Selain sebagai pengangkut oksigen utama yang terdapat dalam eritrosit,
hemoglobin juga merupakan pigmen merah dan menyerap cahaya
maksimum pada panjang gelombang 540 nm. Jika sel darah merah dalam
konsentrasi tertentu mengalami lisis, terjadi pembebasan hemoglobin
yang dapat diukur secara spektrofotomentris pada panjang gelombang
ini, yang konsentrasinya setara dengan densitas optis. Semua bentuk
hemoglobin, termasuk oksihemoglobin, deoksihemoglobin,
methemoglobin, dan karboksihemoglobin, diubah menjadi suatu bentuk
labil (Corwin, 2009).
4. Klasifikasi Hb
a.

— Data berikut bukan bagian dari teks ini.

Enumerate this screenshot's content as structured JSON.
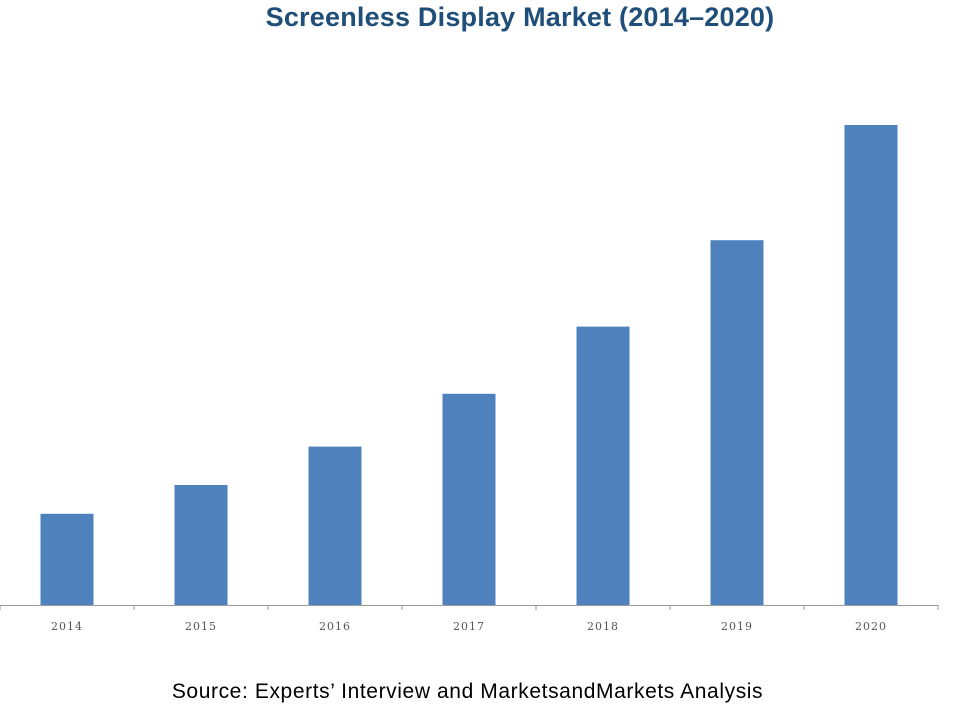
{
  "chart_data": {
    "type": "bar",
    "title": "Screenless Display Market (2014–2020)",
    "source": "Source: Experts’ Interview and MarketsandMarkets Analysis",
    "categories": [
      "2014",
      "2015",
      "2016",
      "2017",
      "2018",
      "2019",
      "2020"
    ],
    "values": [
      19,
      25,
      33,
      44,
      58,
      76,
      100
    ],
    "xlabel": "",
    "ylabel": "",
    "ylim": [
      0,
      100
    ],
    "grid": false,
    "legend": "none",
    "bar_color": "#4f81bd",
    "axis_color": "#999999",
    "title_color": "#1f4e79"
  }
}
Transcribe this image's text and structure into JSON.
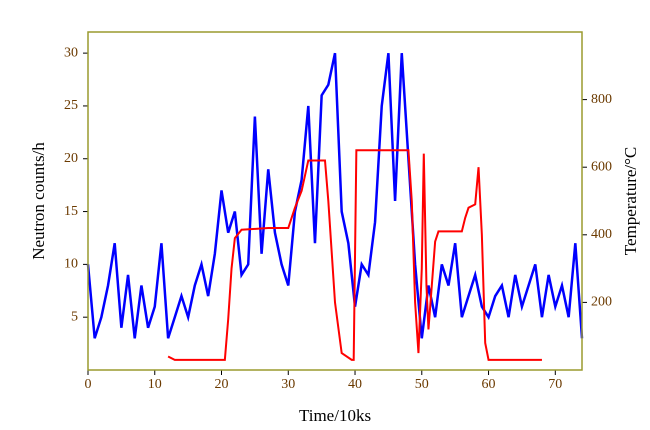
{
  "chart_data": {
    "type": "line",
    "xlabel": "Time/10ks",
    "ylabel": "Neutron counts/h",
    "y2label": "Temperature/°C",
    "xlim": [
      0,
      74
    ],
    "ylim": [
      0,
      32
    ],
    "y2lim": [
      0,
      1000
    ],
    "xticks": [
      0,
      10,
      20,
      30,
      40,
      50,
      60,
      70
    ],
    "yticks": [
      5,
      10,
      15,
      20,
      25,
      30
    ],
    "y2ticks": [
      200,
      400,
      600,
      800
    ],
    "frame_color": "#9a9a2e",
    "tick_label_color": "#6b3a00",
    "series": [
      {
        "color": "#0000ff",
        "axis": "y",
        "x": [
          0,
          1,
          2,
          3,
          4,
          5,
          6,
          7,
          8,
          9,
          10,
          11,
          12,
          13,
          14,
          15,
          16,
          17,
          18,
          19,
          20,
          21,
          22,
          23,
          24,
          25,
          26,
          27,
          28,
          29,
          30,
          31,
          32,
          33,
          34,
          35,
          36,
          37,
          38,
          39,
          40,
          41,
          42,
          43,
          44,
          45,
          46,
          47,
          48,
          49,
          50,
          51,
          52,
          53,
          54,
          55,
          56,
          57,
          58,
          59,
          60,
          61,
          62,
          63,
          64,
          65,
          66,
          67,
          68,
          69,
          70,
          71,
          72,
          73,
          74
        ],
        "values": [
          10,
          3,
          5,
          8,
          12,
          4,
          9,
          3,
          8,
          4,
          6,
          12,
          3,
          5,
          7,
          5,
          8,
          10,
          7,
          11,
          17,
          13,
          15,
          9,
          10,
          24,
          11,
          19,
          13,
          10,
          8,
          15,
          18,
          25,
          12,
          26,
          27,
          30,
          15,
          12,
          6,
          10,
          9,
          14,
          25,
          30,
          16,
          30,
          20,
          10,
          3,
          8,
          5,
          10,
          8,
          12,
          5,
          7,
          9,
          6,
          5,
          7,
          8,
          5,
          9,
          6,
          8,
          10,
          5,
          9,
          6,
          8,
          5,
          12,
          3
        ]
      },
      {
        "color": "#ff0000",
        "axis": "y2",
        "x": [
          12,
          13,
          20.5,
          21,
          21.5,
          22,
          23,
          27,
          30,
          31,
          32,
          33,
          35.5,
          36,
          37,
          38,
          39.5,
          39.8,
          40.2,
          48,
          48.5,
          49,
          49.5,
          50,
          50.3,
          50.7,
          51,
          51.5,
          52,
          52.5,
          54,
          56,
          56.5,
          57,
          58,
          58.5,
          59,
          59.5,
          60,
          68
        ],
        "values": [
          40,
          30,
          30,
          150,
          300,
          390,
          415,
          420,
          420,
          480,
          530,
          620,
          620,
          500,
          200,
          50,
          30,
          30,
          650,
          650,
          500,
          200,
          50,
          300,
          640,
          250,
          120,
          250,
          380,
          410,
          410,
          410,
          450,
          480,
          490,
          600,
          400,
          80,
          30,
          30
        ]
      }
    ]
  }
}
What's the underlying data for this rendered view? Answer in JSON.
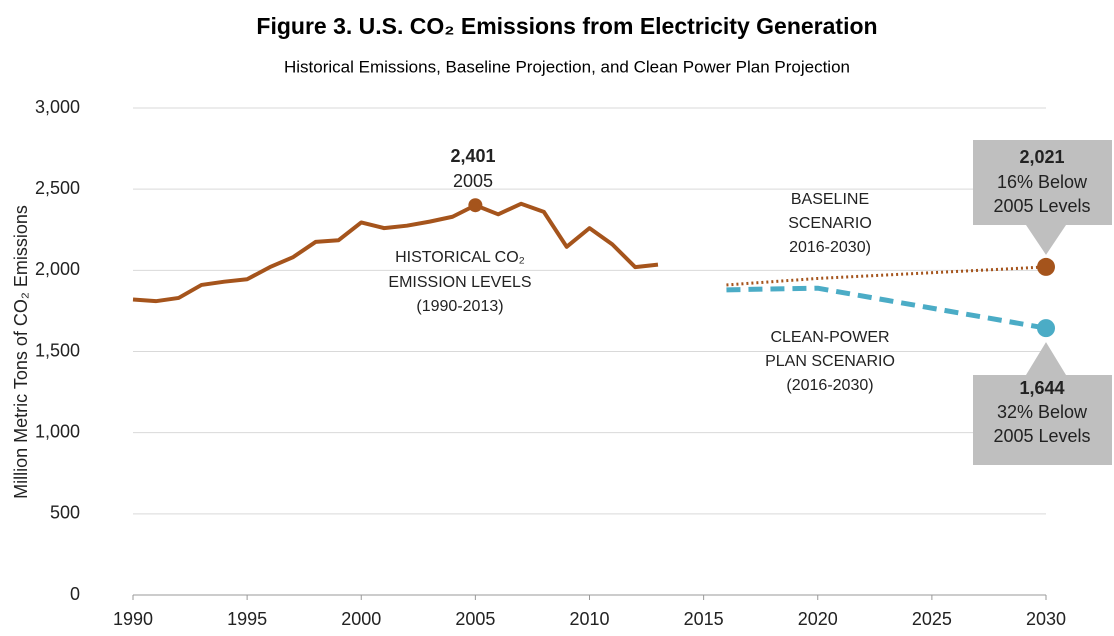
{
  "chart_data": {
    "type": "line",
    "title": "Figure 3. U.S. CO₂ Emissions from Electricity Generation",
    "subtitle": "Historical Emissions, Baseline Projection, and Clean Power Plan Projection",
    "y_label": "Million Metric Tons of CO₂ Emissions",
    "xlim": [
      1990,
      2030
    ],
    "xticks": [
      1990,
      1995,
      2000,
      2005,
      2010,
      2015,
      2020,
      2025,
      2030
    ],
    "ylim": [
      0,
      3000
    ],
    "yticks": [
      0,
      500,
      {
        "value": 1000,
        "label": "1,000"
      },
      {
        "value": 1500,
        "label": "1,500"
      },
      {
        "value": 2000,
        "label": "2,000"
      },
      {
        "value": 2500,
        "label": "2,500"
      },
      {
        "value": 3000,
        "label": "3,000"
      }
    ],
    "grid": true,
    "series": [
      {
        "color": "#a5541c",
        "style": "solid",
        "x": [
          1990,
          1991,
          1992,
          1993,
          1994,
          1995,
          1996,
          1997,
          1998,
          1999,
          2000,
          2001,
          2002,
          2003,
          2004,
          2005,
          2006,
          2007,
          2008,
          2009,
          2010,
          2011,
          2012,
          2013
        ],
        "values": [
          1820,
          1810,
          1830,
          1910,
          1930,
          1945,
          2020,
          2080,
          2175,
          2185,
          2295,
          2260,
          2275,
          2300,
          2330,
          2401,
          2345,
          2410,
          2360,
          2145,
          2260,
          2160,
          2020,
          2035
        ],
        "value_labels": [
          null,
          null,
          null,
          null,
          null,
          null,
          null,
          null,
          null,
          null,
          null,
          null,
          null,
          null,
          null,
          "2,401",
          null,
          null,
          null,
          null,
          null,
          null,
          null,
          null
        ],
        "marker_last_labeled": true
      },
      {
        "color": "#a5541c",
        "style": "dotted",
        "x": [
          2016,
          2020,
          2030
        ],
        "values": [
          1910,
          1950,
          2021
        ],
        "value_labels": [
          null,
          null,
          "2,021"
        ]
      },
      {
        "color": "#4bacc6",
        "style": "dashed",
        "x": [
          2016,
          2020,
          2030
        ],
        "values": [
          1880,
          1890,
          1644
        ],
        "value_labels": [
          null,
          null,
          "1,644"
        ]
      }
    ],
    "annotations": [
      "2005",
      "HISTORICAL CO₂",
      "EMISSION LEVELS",
      "(1990-2013)",
      "BASELINE",
      "SCENARIO",
      "2016-2030)",
      "CLEAN-POWER",
      "PLAN SCENARIO",
      "(2016-2030)",
      "16% Below",
      "2005 Levels",
      "32% Below",
      "2005 Levels"
    ]
  }
}
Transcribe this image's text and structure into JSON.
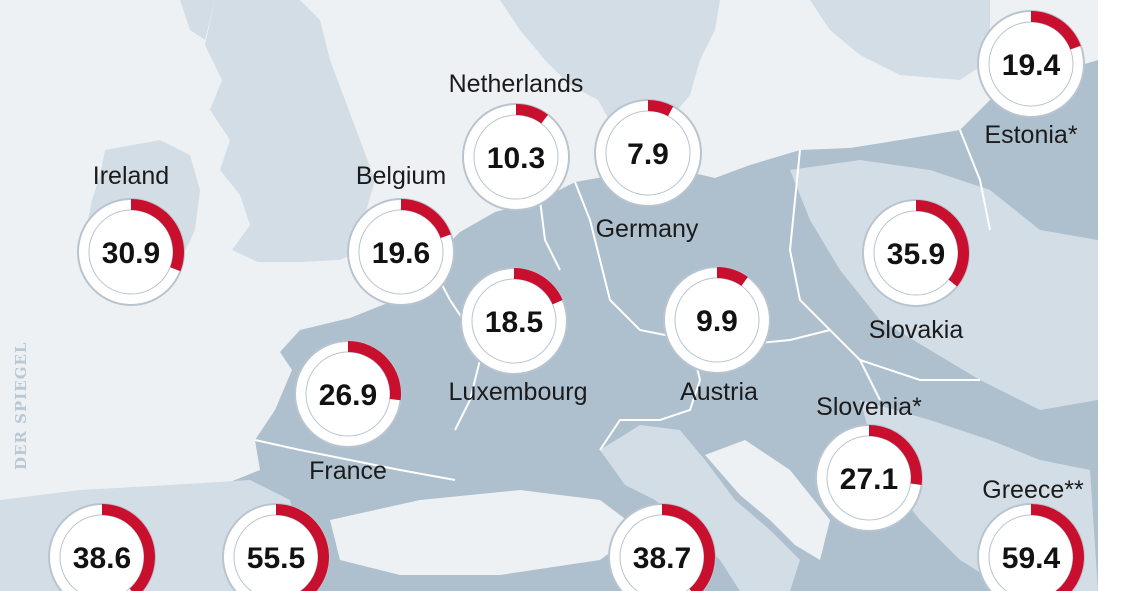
{
  "colors": {
    "sea": "#eef1f4",
    "land_light": "#d3dde6",
    "land_dark": "#aebfcd",
    "border": "#ffffff",
    "share": "#c8102e",
    "ring_bg": "#ffffff",
    "ring_edge": "#b8c4ce",
    "inner_disc": "#c5d3de"
  },
  "watermark": "DER SPIEGEL",
  "chart_data": {
    "type": "pie",
    "subtype": "donut-map",
    "values_unit": "percent",
    "countries": [
      {
        "name": "Estonia*",
        "value": 19.4
      },
      {
        "name": "Netherlands",
        "value": 10.3
      },
      {
        "name": "Germany",
        "value": 7.9
      },
      {
        "name": "Ireland",
        "value": 30.9
      },
      {
        "name": "Belgium",
        "value": 19.6
      },
      {
        "name": "Slovakia",
        "value": 35.9
      },
      {
        "name": "Luxembourg",
        "value": 18.5
      },
      {
        "name": "Austria",
        "value": 9.9
      },
      {
        "name": "France",
        "value": 26.9
      },
      {
        "name": "Slovenia*",
        "value": 27.1
      },
      {
        "name": "Greece**",
        "value": 59.4
      },
      {
        "name": "",
        "value": 38.6
      },
      {
        "name": "",
        "value": 55.5
      },
      {
        "name": "",
        "value": 38.7
      }
    ]
  }
}
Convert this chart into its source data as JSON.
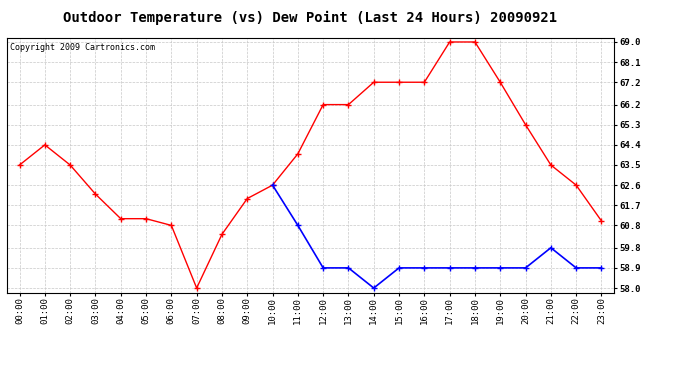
{
  "title": "Outdoor Temperature (vs) Dew Point (Last 24 Hours) 20090921",
  "copyright": "Copyright 2009 Cartronics.com",
  "hours": [
    "00:00",
    "01:00",
    "02:00",
    "03:00",
    "04:00",
    "05:00",
    "06:00",
    "07:00",
    "08:00",
    "09:00",
    "10:00",
    "11:00",
    "12:00",
    "13:00",
    "14:00",
    "15:00",
    "16:00",
    "17:00",
    "18:00",
    "19:00",
    "20:00",
    "21:00",
    "22:00",
    "23:00"
  ],
  "temp": [
    63.5,
    64.4,
    63.5,
    62.2,
    61.1,
    61.1,
    60.8,
    58.0,
    60.4,
    62.0,
    62.6,
    64.0,
    66.2,
    66.2,
    67.2,
    67.2,
    67.2,
    69.0,
    69.0,
    67.2,
    65.3,
    63.5,
    62.6,
    61.0
  ],
  "dew": [
    null,
    null,
    null,
    null,
    null,
    null,
    null,
    null,
    null,
    null,
    62.6,
    60.8,
    58.9,
    58.9,
    58.0,
    58.9,
    58.9,
    58.9,
    58.9,
    58.9,
    58.9,
    59.8,
    58.9,
    58.9
  ],
  "temp_color": "#ff0000",
  "dew_color": "#0000ff",
  "bg_color": "#ffffff",
  "plot_bg_color": "#ffffff",
  "grid_color": "#c8c8c8",
  "ylim": [
    57.8,
    69.2
  ],
  "yticks": [
    58.0,
    58.9,
    59.8,
    60.8,
    61.7,
    62.6,
    63.5,
    64.4,
    65.3,
    66.2,
    67.2,
    68.1,
    69.0
  ],
  "title_fontsize": 10,
  "copyright_fontsize": 6,
  "tick_fontsize": 6.5
}
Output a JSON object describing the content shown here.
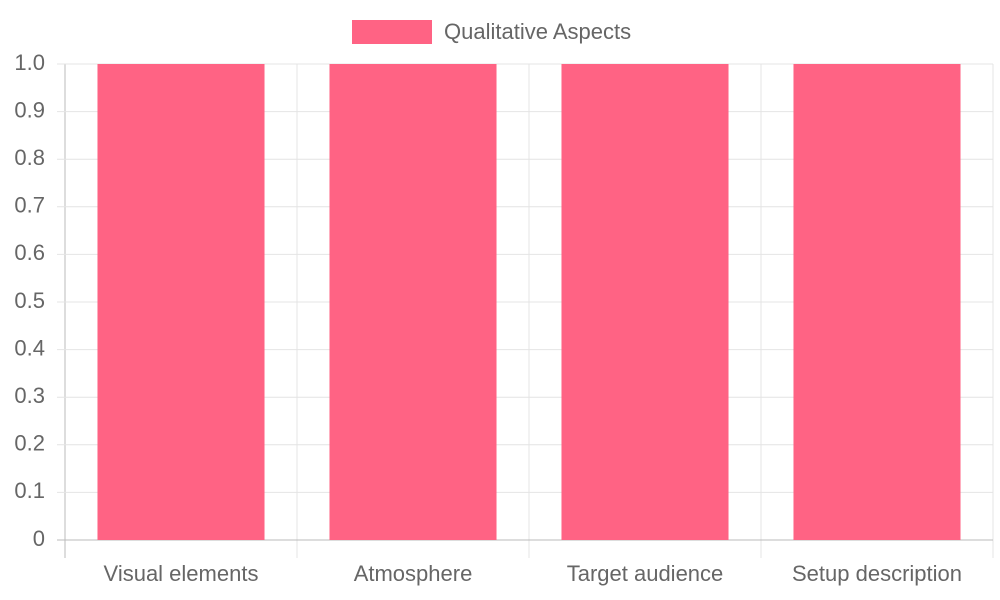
{
  "chart_data": {
    "type": "bar",
    "categories": [
      "Visual elements",
      "Atmosphere",
      "Target audience",
      "Setup description"
    ],
    "series": [
      {
        "name": "Qualitative Aspects",
        "color": "#ff6384",
        "values": [
          1,
          1,
          1,
          1
        ]
      }
    ],
    "ylim": [
      0,
      1
    ],
    "yticks": [
      0,
      0.1,
      0.2,
      0.3,
      0.4,
      0.5,
      0.6,
      0.7,
      0.8,
      0.9,
      {
        "value": 1,
        "label": "1.0"
      }
    ],
    "grid": true,
    "legend": "top"
  }
}
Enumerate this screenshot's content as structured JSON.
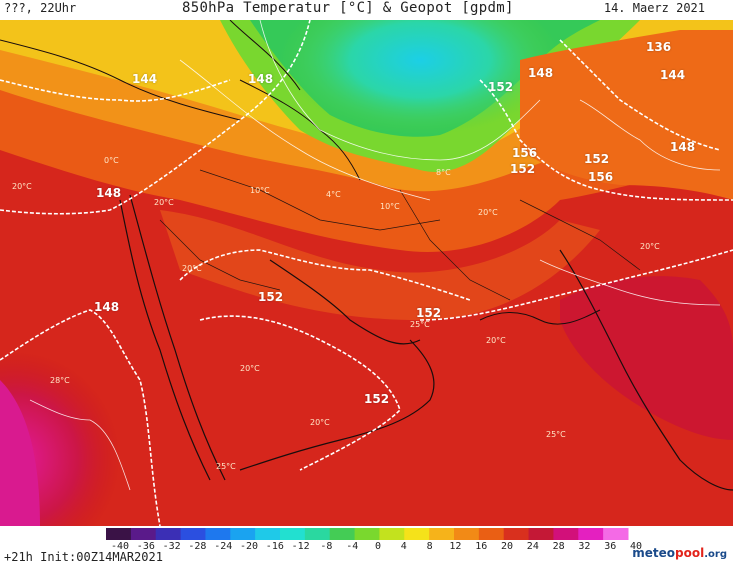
{
  "header": {
    "left": "???, 22Uhr",
    "title": "850hPa Temperatur [°C] & Geopot [gpdm]",
    "date": "14. Maerz 2021"
  },
  "footer": {
    "init": "+21h Init:00Z14MAR2021",
    "logo_main": "meteo",
    "logo_o": "pool",
    "logo_tld": ".org"
  },
  "colorbar": {
    "ticks": [
      "-40",
      "-36",
      "-32",
      "-28",
      "-24",
      "-20",
      "-16",
      "-12",
      "-8",
      "-4",
      "0",
      "4",
      "8",
      "12",
      "16",
      "20",
      "24",
      "28",
      "32",
      "36",
      "40"
    ],
    "colors": [
      "#3a1246",
      "#5a1a8a",
      "#3b2fb5",
      "#2b4fe0",
      "#1e78ee",
      "#1aa3f0",
      "#1fc9e8",
      "#22e0d0",
      "#2ad8a0",
      "#44cc55",
      "#7ad82e",
      "#c3e21e",
      "#f5e21a",
      "#f6b31a",
      "#f28a16",
      "#ea5f14",
      "#d9301e",
      "#c41836",
      "#d2107a",
      "#e420c0",
      "#f46ae6"
    ]
  },
  "geopotential_labels": [
    "144",
    "148",
    "148",
    "152",
    "152",
    "152",
    "152",
    "148",
    "136",
    "144",
    "148",
    "148",
    "152",
    "156",
    "152",
    "156"
  ],
  "temperature_labels": [
    "0°C",
    "20°C",
    "4°C",
    "10°C",
    "10°C",
    "20°C",
    "8°C",
    "20°C",
    "25°C",
    "20°C",
    "20°C",
    "28°C",
    "25°C",
    "20°C",
    "25°C",
    "20°C",
    "20°C"
  ],
  "colors": {
    "hot_red": "#d4241e",
    "orange": "#ee6a17",
    "yellow": "#f2d41a",
    "green": "#3ecb3a",
    "cyan": "#21d8d4",
    "magenta": "#d61c92",
    "dark_red": "#b8161a"
  }
}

Kadar hemoglobin normal
Kadar hemoglobin ini dihitung berdasarkan usia dari seseorang,
terdapat beberapa klasifikasi, seperti (Charles, 2014) :
1) Bayi baru lahir: 17 – 22 gm/dL
2) Usia 1 minggu : 15 – 20 gm/dL
3) Usia 1 bulan : 11 – 15 gm/dL
4) Anak-anak : 11 – 13 gm/dL
5) Dewasa pria : 14 – 18 gm/dL
6) Dewasa wanita: 12,4 – 14,9 gm/dL
7) Lansia pria : 12,4 – 14,9 gm/dL
8) Lansia wanita : 11,7 – 13,8 gm/dL
b. Kadar hemoglobin rendah
Kadar hemoglobin yang rendah ini, biasanya disebut sebagai anemia.
Hal ini bias disebabkan karena (Charles, 2014) :
Kehilangan darah karena trauma, operasi, dll

1) Defisiensi nutrisi seperti besi, vitamin B12, dan folat


2) Kerusakan ginjal
3) Struktur hemoglobin yang abnormal
c. Kadar hemoglobin tinggi
Kadar hemoglobin yang tinggi ini biasanya disebabkan oleh (Charles,
2014) :
1) Penyakit paru-paru
2) Tumor
3) Kebiasaan hidup yang tidak baik seperti merokok
5. Struktur Hb
Hemoglobin adalah metaloprotein pengangkut oksigen yang
mengandung besi dalam sel merah dalam darah mamalia dan hewan
lainnya. Hemoglobin adalah suatu protein dalam sel darah merah yang
mengantarkan oksigen dari paru-paru ke jaringan di seluruh tubuh dan
mengambil karbondioksida dari jaringan tersebut dibawa ke paru untuk
dibuang ke udarabebas (Evelyn, 2009).
Hemoglobin dari berbagai macam spesies mempunyai sifat yang
berbeda. Hal tersebut dipengaruhi oleh variasi dari asam amino dan
konformasi dari globin. Haeme terdiri dari porphyins yang merupakan
turunan dari porphin. Molekul porphin mengandung empat cincin
pyrrole yang berikatan dengan methane (=CH-). Turunan porphyrin
adalah protoporphyrin IX.
Porphyrins dapat berikatan dengan berbagai macam ion logam,
umumnya berikatan dengan ion Fe2+dan Mg2+. Pada pusat molekul
terdiri dari cincin heterosiklik yang disebut juga dengan porfirin yang
menahan satu atom besi, atom besi ini merupakan situs/lokal ikatan
oksigen. Porfirin yang mengandung besi disebut heme.
Struktur
Hemoglobin

Hemoglobin yang berikatan denganoksigen, disebut oxyhemoglobin.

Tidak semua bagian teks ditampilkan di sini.